In re Eastern Bancorporation, Debtor

MEMORANDUM OPINION

EMIL F. GOLDHABER, Bankruptcy Judge:

The problem confronting us arises on an application of the debtor for an order permitting it to submit additional evidence on the issue, presently before us, of whether we should direct the debtor to produce a document allegedly protected by the attorney-client privilege. We conclude that the debtor should be permitted to submit such additional evidence on that issue.

The facts are briefly: Eastern Bancorpo-ration (“the debtor”) filed a petition for a reorganization under chapter 11 of the Bankruptcy Code (“the Code”) on November 12, 1980. Thereafter, on November 26, a motion to dismiss that petition was filed by persons purporting to be the former officers, directors and stockholders (“the former officers”) of the debtor. Since that time extensive discovery has been conducted on the issues raised in that motion, a pre-trial conference has been held and a briefing schedule has been set up.

At the pre-trial conference the former officers moved for an order directing the debtor’s attorney to produce two pages which had been redacted from a memorandum which had been produced during discovery. The debtor’s counsel refused to produce the two pages, asserting that they were protected by the attorney-client privilege. The former officers asserted that the memorandum was not subject to that privilege because it had previously been given to a third party, one Edward McErlane (“McErlane”). The debtor argued that McErlane was not a third party but was, instead, an agent of First Pennsylvania Bank (“the bank”) whose attorney had prepared the memorandum.

The former officers contend that the deposition of McErlane, which had been taken earlier, would indicate which of the above two positions was correct. After a review of the deposition, we are unable to determine when McErlane became an agent of the bank — whether before or after the memorandum was given to him. Accordingly, since that material issue was unclear and because the memorandum deals with issues relevant to the motion to dismiss, we felt inclined to order the production of the memorandum.

Thereafter, the debtor filed the instant application for permission to present more evidence on the issue of when McErlane became the bank’s agent. The former officers filed a response to that application asserting various reasons why the application should be denied. We find none of the grounds stated in that response to be meritorious and will, therefore, grant the application.

The first ground stated in the response is that if further deposition testimony of McErlane is taken, it will necessitate further depositions of other persons and further discovery which will relate to the issue which is presently being briefed by the parties. We are unimpressed by that argument. The further deposition of McErlane *428can be limited to the specific issue before us — i. e., when did McErlane become an agent of the bank, — without going into the other issues on which discovery has already been taken and on which briefs are being prepared. Furthermore, even if the deposition of McErlane does establish that a further deposition of Thomas Doyle is required (another person to whom the memorandum was given by the bank),1 that deposition can be limited in the same manner as the deposition of McErlane is being limited. Thus, the further depositions to be conducted pursuant to the debtor’s application will not, in our opinion, result in the opening of all issues for renewed discovery as is asserted in the response of the former officers.

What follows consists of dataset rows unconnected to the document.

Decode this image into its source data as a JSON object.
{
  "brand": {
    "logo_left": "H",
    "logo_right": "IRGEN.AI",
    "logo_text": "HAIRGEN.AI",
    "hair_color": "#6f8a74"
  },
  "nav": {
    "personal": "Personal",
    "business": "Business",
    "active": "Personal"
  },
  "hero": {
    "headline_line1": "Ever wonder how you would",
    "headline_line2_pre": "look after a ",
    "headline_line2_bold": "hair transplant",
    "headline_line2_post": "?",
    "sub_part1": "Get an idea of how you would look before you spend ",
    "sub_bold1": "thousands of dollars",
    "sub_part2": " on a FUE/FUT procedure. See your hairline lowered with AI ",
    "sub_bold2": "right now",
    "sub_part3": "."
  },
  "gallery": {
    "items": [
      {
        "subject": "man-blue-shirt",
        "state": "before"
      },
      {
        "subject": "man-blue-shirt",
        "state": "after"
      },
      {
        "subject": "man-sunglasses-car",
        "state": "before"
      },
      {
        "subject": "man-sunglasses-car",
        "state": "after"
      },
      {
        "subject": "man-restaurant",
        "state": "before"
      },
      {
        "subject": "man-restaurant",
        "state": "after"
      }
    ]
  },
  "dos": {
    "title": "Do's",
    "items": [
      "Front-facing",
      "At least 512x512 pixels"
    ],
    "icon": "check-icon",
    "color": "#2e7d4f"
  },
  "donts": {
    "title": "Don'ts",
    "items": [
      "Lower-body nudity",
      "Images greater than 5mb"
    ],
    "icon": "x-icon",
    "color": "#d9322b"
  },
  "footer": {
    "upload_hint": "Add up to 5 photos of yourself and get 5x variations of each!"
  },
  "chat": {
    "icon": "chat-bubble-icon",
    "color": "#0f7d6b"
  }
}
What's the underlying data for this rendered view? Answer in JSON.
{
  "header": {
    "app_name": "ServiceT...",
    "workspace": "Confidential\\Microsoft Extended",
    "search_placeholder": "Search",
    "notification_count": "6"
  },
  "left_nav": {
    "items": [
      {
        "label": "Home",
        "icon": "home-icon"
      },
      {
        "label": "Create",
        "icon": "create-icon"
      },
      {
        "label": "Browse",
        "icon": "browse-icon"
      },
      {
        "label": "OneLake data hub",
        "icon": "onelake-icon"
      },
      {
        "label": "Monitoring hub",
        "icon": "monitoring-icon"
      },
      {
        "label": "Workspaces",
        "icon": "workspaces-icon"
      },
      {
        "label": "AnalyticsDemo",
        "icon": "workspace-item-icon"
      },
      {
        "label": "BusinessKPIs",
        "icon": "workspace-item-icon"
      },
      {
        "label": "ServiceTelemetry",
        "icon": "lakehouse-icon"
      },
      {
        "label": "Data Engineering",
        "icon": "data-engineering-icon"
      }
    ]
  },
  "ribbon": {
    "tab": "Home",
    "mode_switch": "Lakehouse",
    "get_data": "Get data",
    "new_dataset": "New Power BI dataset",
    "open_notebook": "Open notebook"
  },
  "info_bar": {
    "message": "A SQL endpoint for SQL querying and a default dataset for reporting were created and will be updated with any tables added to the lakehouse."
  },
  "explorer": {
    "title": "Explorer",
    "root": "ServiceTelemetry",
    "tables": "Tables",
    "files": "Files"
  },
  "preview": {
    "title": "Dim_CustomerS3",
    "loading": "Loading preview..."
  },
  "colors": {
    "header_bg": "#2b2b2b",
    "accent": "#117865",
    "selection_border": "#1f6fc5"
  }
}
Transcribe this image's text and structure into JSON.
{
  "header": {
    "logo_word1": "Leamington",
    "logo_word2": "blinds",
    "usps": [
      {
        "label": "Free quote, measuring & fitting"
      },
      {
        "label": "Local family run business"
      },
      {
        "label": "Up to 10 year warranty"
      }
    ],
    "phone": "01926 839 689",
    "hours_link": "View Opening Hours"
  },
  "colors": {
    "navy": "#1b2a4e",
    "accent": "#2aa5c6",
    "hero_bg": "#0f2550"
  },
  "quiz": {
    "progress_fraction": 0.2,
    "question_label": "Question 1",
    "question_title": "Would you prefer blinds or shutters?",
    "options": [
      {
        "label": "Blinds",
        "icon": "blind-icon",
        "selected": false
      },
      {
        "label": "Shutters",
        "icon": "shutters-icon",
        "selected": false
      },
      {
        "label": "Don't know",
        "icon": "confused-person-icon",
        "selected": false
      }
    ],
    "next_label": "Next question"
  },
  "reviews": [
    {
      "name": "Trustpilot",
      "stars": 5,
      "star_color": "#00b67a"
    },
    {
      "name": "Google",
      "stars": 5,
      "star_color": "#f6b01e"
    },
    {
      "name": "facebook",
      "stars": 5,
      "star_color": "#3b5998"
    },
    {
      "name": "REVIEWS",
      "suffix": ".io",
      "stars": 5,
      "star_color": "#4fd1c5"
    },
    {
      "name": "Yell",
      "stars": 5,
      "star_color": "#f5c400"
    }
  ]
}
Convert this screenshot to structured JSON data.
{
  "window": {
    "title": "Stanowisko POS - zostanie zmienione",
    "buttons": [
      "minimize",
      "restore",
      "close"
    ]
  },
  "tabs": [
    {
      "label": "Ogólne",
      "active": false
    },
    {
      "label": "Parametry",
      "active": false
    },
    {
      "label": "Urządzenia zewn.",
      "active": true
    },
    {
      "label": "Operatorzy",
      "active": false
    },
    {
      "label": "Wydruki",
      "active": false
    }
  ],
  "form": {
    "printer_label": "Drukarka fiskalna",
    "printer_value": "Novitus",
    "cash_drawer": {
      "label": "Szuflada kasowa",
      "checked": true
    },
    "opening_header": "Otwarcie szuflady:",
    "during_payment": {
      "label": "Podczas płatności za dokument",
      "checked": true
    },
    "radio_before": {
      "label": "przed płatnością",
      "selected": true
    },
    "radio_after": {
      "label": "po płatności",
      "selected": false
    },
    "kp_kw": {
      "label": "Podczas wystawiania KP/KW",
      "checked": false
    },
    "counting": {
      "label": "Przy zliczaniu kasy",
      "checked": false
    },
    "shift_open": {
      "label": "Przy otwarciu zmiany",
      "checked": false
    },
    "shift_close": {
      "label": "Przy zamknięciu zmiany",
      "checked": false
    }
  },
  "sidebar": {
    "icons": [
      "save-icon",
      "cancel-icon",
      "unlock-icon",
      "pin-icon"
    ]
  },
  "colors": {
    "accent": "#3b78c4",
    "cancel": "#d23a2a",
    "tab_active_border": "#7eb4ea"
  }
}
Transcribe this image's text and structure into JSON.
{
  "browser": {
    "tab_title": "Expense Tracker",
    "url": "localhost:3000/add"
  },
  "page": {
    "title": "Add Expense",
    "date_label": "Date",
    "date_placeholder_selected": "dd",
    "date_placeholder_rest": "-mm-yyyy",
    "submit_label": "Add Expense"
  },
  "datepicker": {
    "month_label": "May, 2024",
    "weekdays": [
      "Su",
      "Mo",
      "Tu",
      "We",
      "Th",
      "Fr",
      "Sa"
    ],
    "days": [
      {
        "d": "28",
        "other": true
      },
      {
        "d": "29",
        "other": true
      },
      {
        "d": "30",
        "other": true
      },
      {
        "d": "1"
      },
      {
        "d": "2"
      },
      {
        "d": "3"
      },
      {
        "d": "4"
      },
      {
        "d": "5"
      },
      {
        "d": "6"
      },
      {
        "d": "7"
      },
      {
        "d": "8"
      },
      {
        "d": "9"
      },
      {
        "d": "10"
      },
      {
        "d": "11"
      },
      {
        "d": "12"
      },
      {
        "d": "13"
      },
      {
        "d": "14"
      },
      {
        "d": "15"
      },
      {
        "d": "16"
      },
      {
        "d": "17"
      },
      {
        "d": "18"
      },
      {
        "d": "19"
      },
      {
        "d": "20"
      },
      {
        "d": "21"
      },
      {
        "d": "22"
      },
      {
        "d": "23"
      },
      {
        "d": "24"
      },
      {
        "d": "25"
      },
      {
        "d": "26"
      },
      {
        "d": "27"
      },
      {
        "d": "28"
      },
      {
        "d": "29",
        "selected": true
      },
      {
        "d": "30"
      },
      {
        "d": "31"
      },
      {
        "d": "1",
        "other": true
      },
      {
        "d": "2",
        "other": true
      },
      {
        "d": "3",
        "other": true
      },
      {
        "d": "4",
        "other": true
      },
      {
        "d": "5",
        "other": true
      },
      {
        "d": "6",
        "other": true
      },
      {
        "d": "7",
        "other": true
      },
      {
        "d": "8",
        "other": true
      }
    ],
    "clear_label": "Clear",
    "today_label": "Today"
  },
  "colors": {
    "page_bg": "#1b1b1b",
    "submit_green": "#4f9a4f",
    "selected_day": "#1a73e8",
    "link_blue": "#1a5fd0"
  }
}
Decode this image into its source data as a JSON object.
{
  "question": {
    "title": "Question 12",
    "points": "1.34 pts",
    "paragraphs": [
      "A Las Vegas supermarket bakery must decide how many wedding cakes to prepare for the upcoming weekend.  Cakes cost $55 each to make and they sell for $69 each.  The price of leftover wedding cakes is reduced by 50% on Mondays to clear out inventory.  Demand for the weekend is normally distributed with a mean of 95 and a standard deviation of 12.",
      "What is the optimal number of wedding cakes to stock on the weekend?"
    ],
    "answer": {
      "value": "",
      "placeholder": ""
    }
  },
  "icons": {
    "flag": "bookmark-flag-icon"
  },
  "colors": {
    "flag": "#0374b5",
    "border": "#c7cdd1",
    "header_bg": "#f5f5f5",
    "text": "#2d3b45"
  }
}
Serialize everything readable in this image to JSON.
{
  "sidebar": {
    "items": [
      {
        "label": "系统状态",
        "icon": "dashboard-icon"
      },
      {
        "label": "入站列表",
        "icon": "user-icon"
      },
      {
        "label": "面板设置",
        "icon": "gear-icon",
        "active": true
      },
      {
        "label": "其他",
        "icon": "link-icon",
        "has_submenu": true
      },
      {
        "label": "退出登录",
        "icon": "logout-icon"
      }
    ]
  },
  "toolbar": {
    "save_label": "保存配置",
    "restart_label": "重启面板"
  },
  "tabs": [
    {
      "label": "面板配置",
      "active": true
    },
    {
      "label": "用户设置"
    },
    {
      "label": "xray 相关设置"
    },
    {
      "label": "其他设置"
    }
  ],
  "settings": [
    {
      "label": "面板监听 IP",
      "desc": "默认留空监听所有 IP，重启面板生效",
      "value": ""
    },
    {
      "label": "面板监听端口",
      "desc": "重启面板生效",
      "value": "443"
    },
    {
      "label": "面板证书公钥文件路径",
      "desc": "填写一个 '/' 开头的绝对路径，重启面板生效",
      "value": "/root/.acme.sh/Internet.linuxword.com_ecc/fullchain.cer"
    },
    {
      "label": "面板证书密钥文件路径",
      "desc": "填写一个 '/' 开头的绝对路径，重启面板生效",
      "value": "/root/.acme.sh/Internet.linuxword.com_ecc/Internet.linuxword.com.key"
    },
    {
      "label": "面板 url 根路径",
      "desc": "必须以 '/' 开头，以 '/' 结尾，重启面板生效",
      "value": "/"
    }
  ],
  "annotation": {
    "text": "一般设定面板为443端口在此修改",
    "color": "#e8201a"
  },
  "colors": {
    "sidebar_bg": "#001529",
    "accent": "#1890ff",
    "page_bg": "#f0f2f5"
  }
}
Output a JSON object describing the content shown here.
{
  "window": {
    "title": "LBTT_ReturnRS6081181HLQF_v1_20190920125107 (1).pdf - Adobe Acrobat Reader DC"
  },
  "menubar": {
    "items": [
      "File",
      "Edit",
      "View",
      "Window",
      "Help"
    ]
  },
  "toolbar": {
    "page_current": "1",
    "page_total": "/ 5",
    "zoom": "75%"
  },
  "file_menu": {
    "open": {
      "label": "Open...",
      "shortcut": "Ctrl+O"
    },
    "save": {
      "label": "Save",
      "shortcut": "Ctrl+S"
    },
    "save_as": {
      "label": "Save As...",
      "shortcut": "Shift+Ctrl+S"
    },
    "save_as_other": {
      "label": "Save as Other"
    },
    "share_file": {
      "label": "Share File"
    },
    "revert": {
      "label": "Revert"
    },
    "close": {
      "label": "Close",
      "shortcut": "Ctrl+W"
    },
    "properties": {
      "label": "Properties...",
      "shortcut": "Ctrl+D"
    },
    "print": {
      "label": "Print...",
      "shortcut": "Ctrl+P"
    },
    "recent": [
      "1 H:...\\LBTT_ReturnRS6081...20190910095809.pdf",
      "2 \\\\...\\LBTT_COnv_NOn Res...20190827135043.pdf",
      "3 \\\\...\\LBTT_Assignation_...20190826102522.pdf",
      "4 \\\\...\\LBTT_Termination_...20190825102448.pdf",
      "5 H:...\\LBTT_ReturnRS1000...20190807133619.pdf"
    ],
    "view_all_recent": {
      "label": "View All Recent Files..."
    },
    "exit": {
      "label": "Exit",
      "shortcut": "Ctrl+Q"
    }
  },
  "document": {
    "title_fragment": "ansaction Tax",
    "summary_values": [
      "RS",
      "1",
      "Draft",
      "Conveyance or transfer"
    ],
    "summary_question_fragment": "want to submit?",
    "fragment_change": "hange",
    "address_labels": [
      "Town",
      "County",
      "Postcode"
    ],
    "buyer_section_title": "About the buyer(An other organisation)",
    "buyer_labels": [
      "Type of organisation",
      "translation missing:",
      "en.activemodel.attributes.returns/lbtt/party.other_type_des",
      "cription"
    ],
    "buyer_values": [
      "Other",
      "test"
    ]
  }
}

That response states as a second ground for denial of the former officers’ request that if that application is granted the former officers would have to renew their motion to disqualify the counsel for the debtor and would object to that attorney appearing at any hearing before us on this case. We find that argument without merit for two reasons: Firstly, we do not foresee that a hearing will be necessary on this issue since we believe that it can be resolved by the submission of the further deposition of McErlane (and/or Doyle). Secondly, we have previously held (see our opinion filed May 19, 1981) that neither of the attorneys involved in the instant case should be disqualified under present circumstances. No additional evidence has been produced which would cause us to change that opinion.

A further argument stated in the response to the application, although not a ground for denying that application, appears to us to make a reasonable request. The former officers state that in the original deposition of McErlane their attorney requested the production of McErlane’s diary and the bills sent to McErlane by his attorneys (the same law firm that represents the bank). The former officers assert that from those documents they will be able to determine on what dates McErlane met with representatives of the bank with respect to his acting as its agent. We agree that those documents may be relevant to the issue at bench and there appears to be no reason why those documents should not be produced. Therefore, absent any objection, we will order their production.

. The former officers asserted in their response that Doyle, like McErlane, was a third party to whom the memorandum was given by the bank thus destroying the attorney-client privilege as well. However, that was not so asserted at the pre-trial conference in support of the request for production of the memorandum. Even if that were so asserted, though, Doyle’s deposition could also be taken on the limited issue of whether and when he became the bank’s agent and whether that happened before of after he was given the memorandum.